42 Feast on Michelin-starred foraged food
Fäviken restaurant isn’t easy to get to – on a huge estate in the north of Sweden, with an airport a few hours’ drive away. And neither is it easy to get into; it has just a few tables and long waiting lists. But the long journey there is worth it to sample the extraordinary cuisine (fancy birch-sap wine, berry digestifs or roast deer with nuts?). There are six double rooms (from £187), and most guests stay the night.
43 Explore the pampas
From a South American perspective, Patagonia is the end of the Earth – and it feels like it. Arctic gales blow, trees grow sideways… even its mountains are twisted into contorted peaks. In Chile, stay at the Explora inside the Torres del Paine National Park (from £1,716 per person for four nights) or the Singular hotel (from £213 per room), converted from a cold-storage plant just outside the park, and cross the hundreds of miles of pampas and Lord of the Rings-like ice-covered mountains on horseback.
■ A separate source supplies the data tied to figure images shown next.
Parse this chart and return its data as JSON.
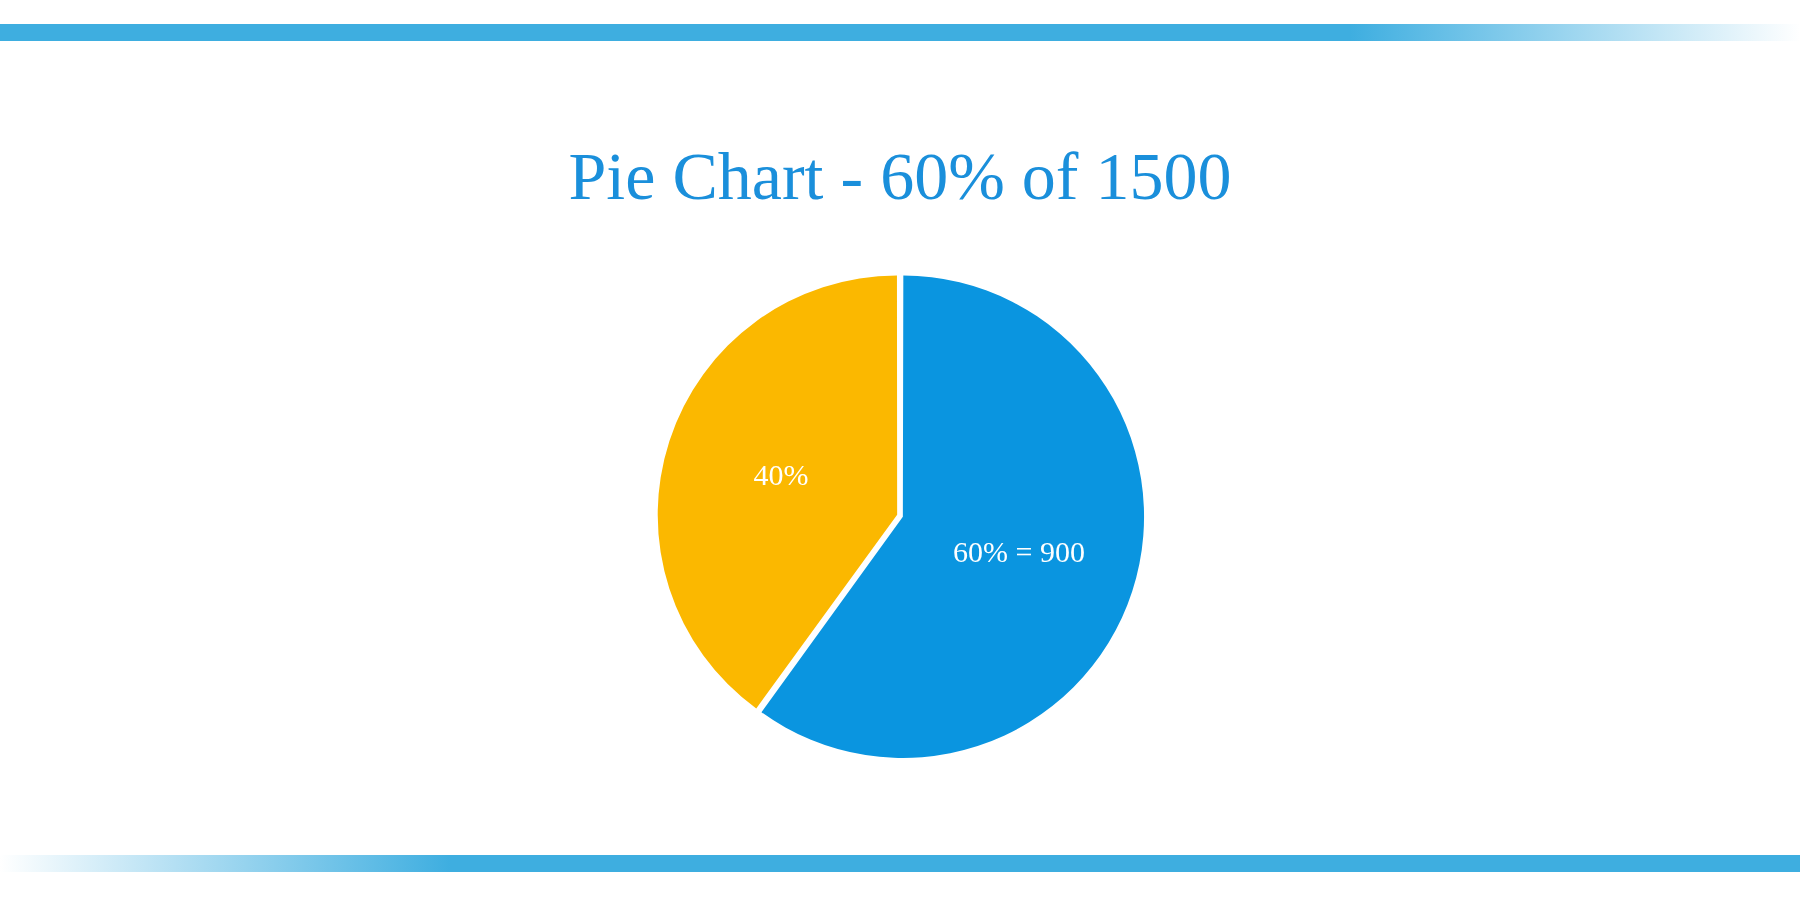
{
  "chart_data": {
    "type": "pie",
    "title": "Pie Chart - 60% of 1500",
    "categories": [
      null,
      null
    ],
    "values": [
      60,
      40
    ],
    "colors": [
      "#0a95e0",
      "#fbb800"
    ],
    "value_labels": [
      "60% = 900",
      "40%"
    ]
  }
}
44 Sail the Croatian coast
Anouska Hempel’s private 92ft gulet, Beluga, is equipped with a butler and a chef from Blakes Hotel, and is captained by a charming local sailor who will let the anchor down whenever you want: in turquoise bays, at oyster restaurants, in deserted coves. It sleeps six and is yours for the week for £37,400. Or, for around £1,000 per head for ten people, book the Eleganza gulet, from Sail Dalmatia.
45 Follow Scott to the ends of the Earth
On Silversea’s Silver Explorer – one of the most luxurious expedition ships on the seas – it is possible to reach the snowy world explored by Captain Robert Scott (but in considerably more comfort). Witness calving glaciers and penguins and killer orcas, while taking in spectacular scenery. The ten-day trip starts at £6,450 per person.
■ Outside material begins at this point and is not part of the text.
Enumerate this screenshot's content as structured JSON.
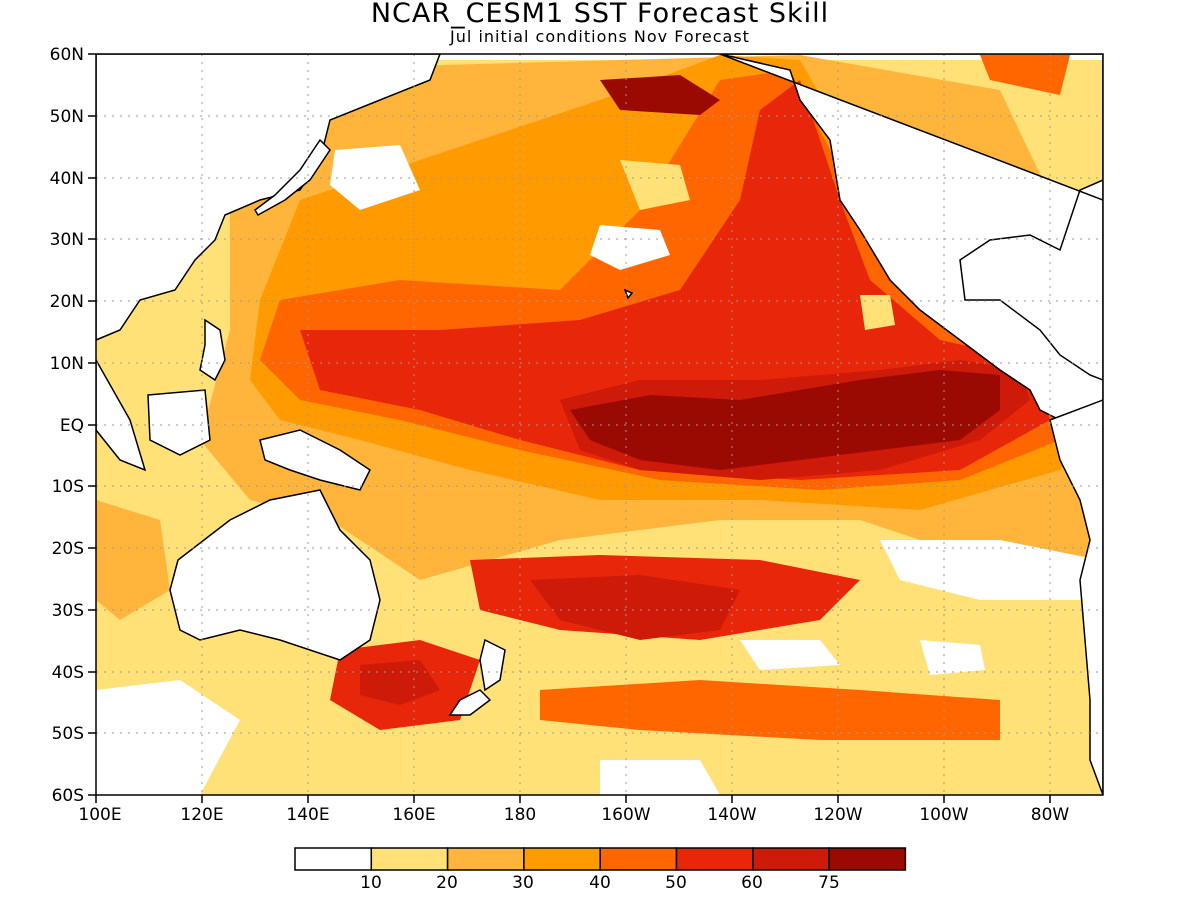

46 Drink in the vineyards of Cape Town
Because of the diversity of South Africa’s vineyards – some small and charming, others sophisticated and gilded – there’s always plenty to do around the characterful towns of Franschhoek and Stellenbosch. Dream trip? Stay at Babylonstoren, feasting on dishes made of produce from its own gardens (from £258 a night); then luxuriate at Delaire Graff (from £444 a night), with its impressive African art collection, slick spa and private villa pools with vineyard views.
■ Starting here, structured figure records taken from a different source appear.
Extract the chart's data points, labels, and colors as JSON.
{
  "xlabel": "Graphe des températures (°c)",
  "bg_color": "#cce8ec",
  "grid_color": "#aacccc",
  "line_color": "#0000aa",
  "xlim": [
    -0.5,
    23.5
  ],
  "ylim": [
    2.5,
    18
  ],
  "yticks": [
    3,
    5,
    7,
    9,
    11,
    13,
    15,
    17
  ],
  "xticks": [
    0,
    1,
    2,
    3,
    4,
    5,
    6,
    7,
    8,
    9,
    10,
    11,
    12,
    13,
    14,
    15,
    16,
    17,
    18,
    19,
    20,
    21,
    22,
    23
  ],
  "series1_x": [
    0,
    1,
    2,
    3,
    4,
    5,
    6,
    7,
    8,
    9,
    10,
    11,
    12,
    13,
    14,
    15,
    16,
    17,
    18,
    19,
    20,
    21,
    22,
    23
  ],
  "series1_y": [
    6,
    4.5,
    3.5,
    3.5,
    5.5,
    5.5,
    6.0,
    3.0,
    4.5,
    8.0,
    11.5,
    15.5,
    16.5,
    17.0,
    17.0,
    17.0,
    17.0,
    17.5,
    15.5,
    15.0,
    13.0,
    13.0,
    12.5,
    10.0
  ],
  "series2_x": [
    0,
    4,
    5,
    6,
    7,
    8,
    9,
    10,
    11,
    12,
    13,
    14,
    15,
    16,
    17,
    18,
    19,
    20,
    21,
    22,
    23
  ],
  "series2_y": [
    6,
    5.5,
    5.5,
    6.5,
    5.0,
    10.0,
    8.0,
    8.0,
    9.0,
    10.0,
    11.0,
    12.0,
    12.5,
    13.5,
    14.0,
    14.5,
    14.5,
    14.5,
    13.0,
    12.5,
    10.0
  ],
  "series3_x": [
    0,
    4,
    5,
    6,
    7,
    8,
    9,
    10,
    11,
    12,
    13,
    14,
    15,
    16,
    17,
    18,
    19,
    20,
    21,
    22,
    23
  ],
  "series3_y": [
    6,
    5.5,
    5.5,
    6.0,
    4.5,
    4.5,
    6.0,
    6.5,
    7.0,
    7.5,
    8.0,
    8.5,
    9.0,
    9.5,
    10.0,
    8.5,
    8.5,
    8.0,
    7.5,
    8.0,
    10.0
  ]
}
47 Live like a tsar in St Petersburg
The Russian city’s famous Lion Palace, immortalised in Alexander Pushkin’s poem The Bronze Horseman, has been restored and transformed into a Four Seasons hotel under the watchful gaze of the Department of Culture to make sure none of its precious frescoes, marble, elaborate ceilings and impressive staircases is lost. Double rooms start at £236 per night.
48 Sip in the châteaux of Bordeaux
Winemaker Bernard Magrez organises bespoke trips into rarely visited private estates, touring the properties in his Rolls-Royce, enjoying dinners and concerts in private châteaux (including his own) and, from September to October, taking part in the harvest. A 24-hour tour starts at £1,068 for two people.
49 Celebrate with monks in Bhutan
In April, during the Paro Tsechu festival, thousands of devotees flock to the Paro Dzong fortress for five days of celebrations, which culminate in a huge appliqué picture of Buddha being unfurled at dawn. Highlights include festival dances and hikes during the day and nights in quaint mountain inns. The festival package starts at £2,795 per person including flights, hotels and guided tours.
50 Snorkel in the Indian Ocean
Park Hyatt Hadahaa in the Maldives is a beautiful string of villas on a speck of sand, with a pristine house reef and a resident marine biologist. Think Finding Nemo, but with turtles. From £514 per night.